Les travaux menés sur la partie du câble sous-marin, situé dans le lagon de Niali au Kenya depuis lundi et jusqu’à ce jeudi, ne semblent pas avoir eu trop d’impacts sur la connexion à Madagascar. Du côté de Orange Madagascar, membre du consortium Lion/Lion 2, ce faible impact des travaux est expliqué par des « dispositions pour les backups [qui] sont largement suffisantes ».
Selon Mauritius Telecom, l’un des membres du consortium Lion/Lion 2, « le tronçon du câble qui se trouve dans les eaux kényanes s’est déplacé ». De graves dommages étaient à craindre si aucune intervention n’était menée, a annoncé lundi l’opérateur mauricien. Le consortium a donc cru que les travaux menés étaient « urgents et impératifs afin de prévenir des risques de pannes majeures ».

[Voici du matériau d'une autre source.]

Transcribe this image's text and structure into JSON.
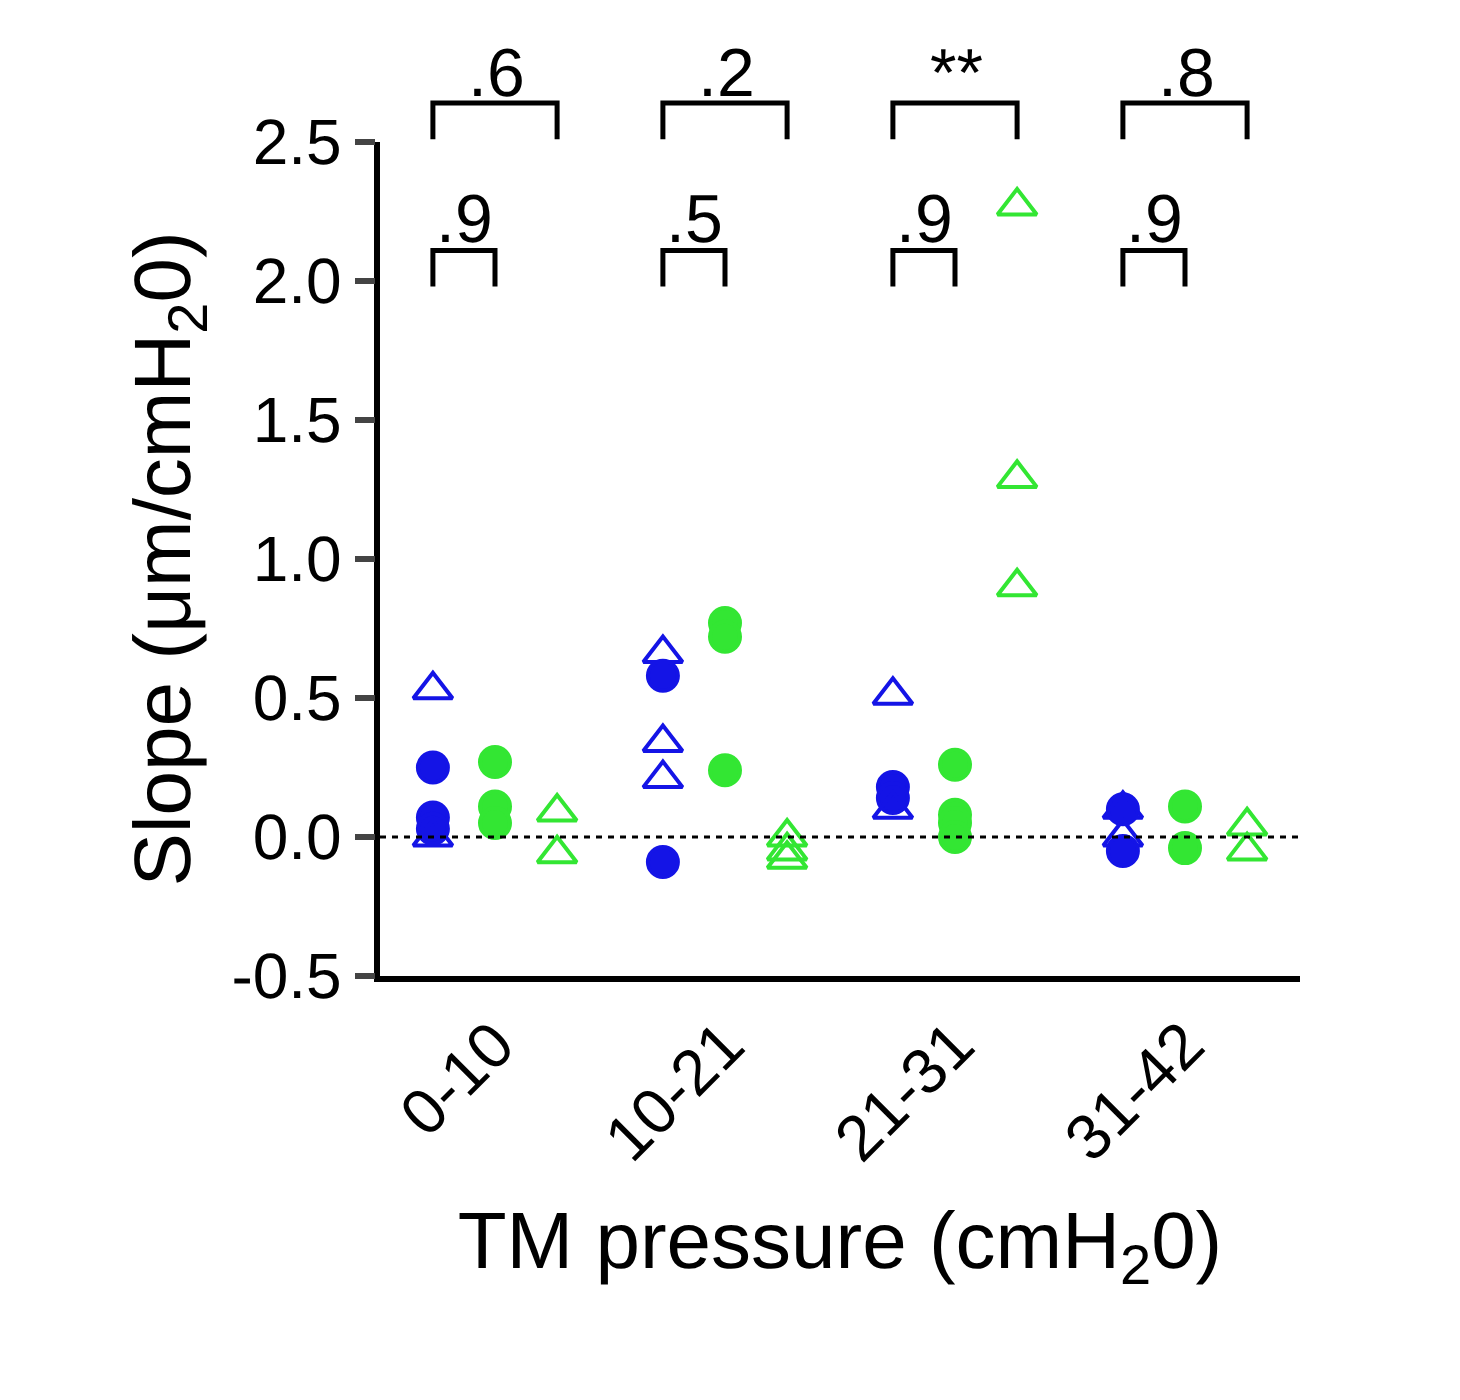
{
  "chart_data": {
    "type": "scatter",
    "xlabel": "TM pressure (cmH$_{2}$0)",
    "ylabel": "Slope (μm/cmH$_{2}$0)",
    "categories": [
      "0-10",
      "10-21",
      "21-31",
      "31-42"
    ],
    "series": [
      {
        "color": "#1414e6",
        "marker": "circle",
        "x": [
          "0-10",
          "0-10",
          "0-10",
          "10-21",
          "10-21",
          "21-31",
          "21-31",
          "31-42",
          "31-42"
        ],
        "values": [
          0.25,
          0.07,
          0.03,
          0.58,
          -0.09,
          0.18,
          0.14,
          0.1,
          -0.05
        ]
      },
      {
        "color": "#1414e6",
        "marker": "triangle",
        "x": [
          "0-10",
          "0-10",
          "10-21",
          "10-21",
          "10-21",
          "21-31",
          "21-31",
          "31-42",
          "31-42"
        ],
        "values": [
          0.53,
          0.0,
          0.66,
          0.34,
          0.21,
          0.51,
          0.1,
          0.1,
          0.0
        ]
      },
      {
        "color": "#33e633",
        "marker": "circle",
        "x": [
          "0-10",
          "0-10",
          "0-10",
          "10-21",
          "10-21",
          "10-21",
          "21-31",
          "21-31",
          "21-31",
          "21-31",
          "31-42",
          "31-42"
        ],
        "values": [
          0.27,
          0.11,
          0.05,
          0.77,
          0.72,
          0.24,
          0.26,
          0.08,
          0.05,
          0.0,
          0.11,
          -0.04
        ]
      },
      {
        "color": "#33e633",
        "marker": "triangle",
        "x": [
          "0-10",
          "0-10",
          "10-21",
          "10-21",
          "10-21",
          "21-31",
          "21-31",
          "21-31",
          "31-42",
          "31-42"
        ],
        "values": [
          0.09,
          -0.06,
          0.0,
          -0.05,
          -0.08,
          2.27,
          1.29,
          0.9,
          0.04,
          -0.05
        ]
      }
    ],
    "ylim": [
      -0.5,
      2.5
    ],
    "yticks": [
      {
        "value": -0.5,
        "label": "-0.5"
      },
      {
        "value": 0,
        "label": "0.0"
      },
      {
        "value": 0.5,
        "label": "0.5"
      },
      {
        "value": 1,
        "label": "1.0"
      },
      {
        "value": 1.5,
        "label": "1.5"
      },
      {
        "value": 2,
        "label": "2.0"
      },
      {
        "value": 2.5,
        "label": "2.5"
      }
    ],
    "grid": false,
    "ref_lines": [
      {
        "axis": "y",
        "value": 0,
        "color": "#000000",
        "line_style": "dotted"
      }
    ],
    "annotations": [
      ".6",
      ".2",
      "**",
      ".8",
      ".9",
      ".5",
      ".9",
      ".9"
    ]
  }
}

Madagascar est connecté à Internet via notamment trois câbles sous-marins : le câble Lion exploité par Orange Madagascar, le câble Eassy et le câble Metiss, tous deux exploités par Telma. Grâce à ces câbles, Madagascar est, selon la plateforme Speedchecker, plateforme d’investigation et d’évaluation des expériences au niveau des consommateurs sur les produits de télécommunication, le septième pays africain où la vitesse de téléchargement est le plus rapide. Le classement établi par Speedchecker suite à une étude réalisée en Octobre-Novembre 2021 place Madagascar derrière le Maroc, l’Afrique du Sud, la Tunisie, le Mali, le Malawi et le Botswana, mais devant des pays comme l’île Maurice, le Nigeria, le Sénégal, l’Egypte ou le Kenya.